Climate simulations are configured today at 10- to 100-kilometer resolutions.
But greater resolution is needed to model changes in the global water cycle — water movement from the ocean, sea ice, land surface and groundwater through the atmosphere and clouds. Changes in this system lead to intensifying storms and droughts.
Meter-scale resolution is needed to simulate clouds that reflect sunlight back to space. Scientists estimate that these resolutions will demand millions to billions of times more computing power than what’s currently available.
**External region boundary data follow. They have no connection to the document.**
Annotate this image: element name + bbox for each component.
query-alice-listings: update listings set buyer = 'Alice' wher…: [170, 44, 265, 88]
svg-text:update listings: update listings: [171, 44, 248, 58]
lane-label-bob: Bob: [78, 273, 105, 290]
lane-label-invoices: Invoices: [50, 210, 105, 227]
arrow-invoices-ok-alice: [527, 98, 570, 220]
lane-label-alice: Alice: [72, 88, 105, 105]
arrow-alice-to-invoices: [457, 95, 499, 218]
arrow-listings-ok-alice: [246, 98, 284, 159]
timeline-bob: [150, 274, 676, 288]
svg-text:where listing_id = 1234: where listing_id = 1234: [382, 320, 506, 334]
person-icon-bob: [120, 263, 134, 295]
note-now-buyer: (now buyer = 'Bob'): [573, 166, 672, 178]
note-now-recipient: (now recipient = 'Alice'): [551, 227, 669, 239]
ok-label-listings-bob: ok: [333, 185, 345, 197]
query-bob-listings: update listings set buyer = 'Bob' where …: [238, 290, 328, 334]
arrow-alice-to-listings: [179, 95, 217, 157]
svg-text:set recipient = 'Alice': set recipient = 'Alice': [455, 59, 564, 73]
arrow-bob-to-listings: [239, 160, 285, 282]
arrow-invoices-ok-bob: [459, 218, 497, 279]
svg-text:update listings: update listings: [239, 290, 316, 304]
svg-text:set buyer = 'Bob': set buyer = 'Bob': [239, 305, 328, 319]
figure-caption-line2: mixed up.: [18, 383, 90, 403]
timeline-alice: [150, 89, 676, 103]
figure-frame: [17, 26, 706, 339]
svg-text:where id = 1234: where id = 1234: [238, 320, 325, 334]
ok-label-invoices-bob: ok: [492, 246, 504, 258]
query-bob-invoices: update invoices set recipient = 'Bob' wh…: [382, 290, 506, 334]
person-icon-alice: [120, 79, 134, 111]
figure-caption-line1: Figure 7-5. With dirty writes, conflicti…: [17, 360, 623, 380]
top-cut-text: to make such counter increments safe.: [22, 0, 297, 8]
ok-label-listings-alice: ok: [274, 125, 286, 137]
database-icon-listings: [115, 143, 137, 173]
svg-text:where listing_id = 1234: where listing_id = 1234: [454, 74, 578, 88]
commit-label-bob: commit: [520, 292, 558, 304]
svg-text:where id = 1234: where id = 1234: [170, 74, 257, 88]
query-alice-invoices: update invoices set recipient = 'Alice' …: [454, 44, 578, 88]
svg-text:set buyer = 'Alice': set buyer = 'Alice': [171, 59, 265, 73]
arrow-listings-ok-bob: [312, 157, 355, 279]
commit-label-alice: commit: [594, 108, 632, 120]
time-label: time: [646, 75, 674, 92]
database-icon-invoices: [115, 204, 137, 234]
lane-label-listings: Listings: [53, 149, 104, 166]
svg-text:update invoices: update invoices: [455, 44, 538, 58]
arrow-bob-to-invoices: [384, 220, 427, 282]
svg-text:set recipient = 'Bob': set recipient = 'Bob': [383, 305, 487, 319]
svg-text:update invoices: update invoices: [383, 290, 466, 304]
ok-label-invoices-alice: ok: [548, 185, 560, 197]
It would take decades to achieve that through the ordinary course of computing advances, which accelerate 10x every five years.
For the first time, we have the technology to do ultra-high-resolution climate modeling, to jump to lightspeed and predict changes in regional extreme weather decades out.
We can achieve million-x speedups by combining three technologies: GPU-accelerated computing; deep learning and breakthroughs in physics-informed neural networks; and AI supercomputers, along with vast quantities of observed and model data to learn from.
And with super-resolution techniques, we may have within our grasp the billion-x leap needed to do ultra-high-resolution climate modeling. Countries, cities and towns can get early warnings to adapt and make infrastructures more resilient. And with more accurate predictions, people and nations will act with more urgency.
So, we will dedicate ourselves and our significant resources to direct NVIDIA’s scale and expertise in computational sciences, to join with the world’s climate science community.
NVIDIA this week revealed plans to build the world’s most powerful AI supercomputer dedicated to predicting climate change. Named Earth-2, or E-2, the system would create a digital twin of Earth in Omniverse.
The system would be the climate change counterpart to Cambridge-1, the world’s most powerful AI supercomputer for healthcare research. We unveiled Cambridge-1 earlier this year in the U.K. and it’s being used by a number of leading healthcare companies.
All the technologies we’ve invented up to this moment are needed to make Earth-2 possible. I can’t imagine a greater or more important use.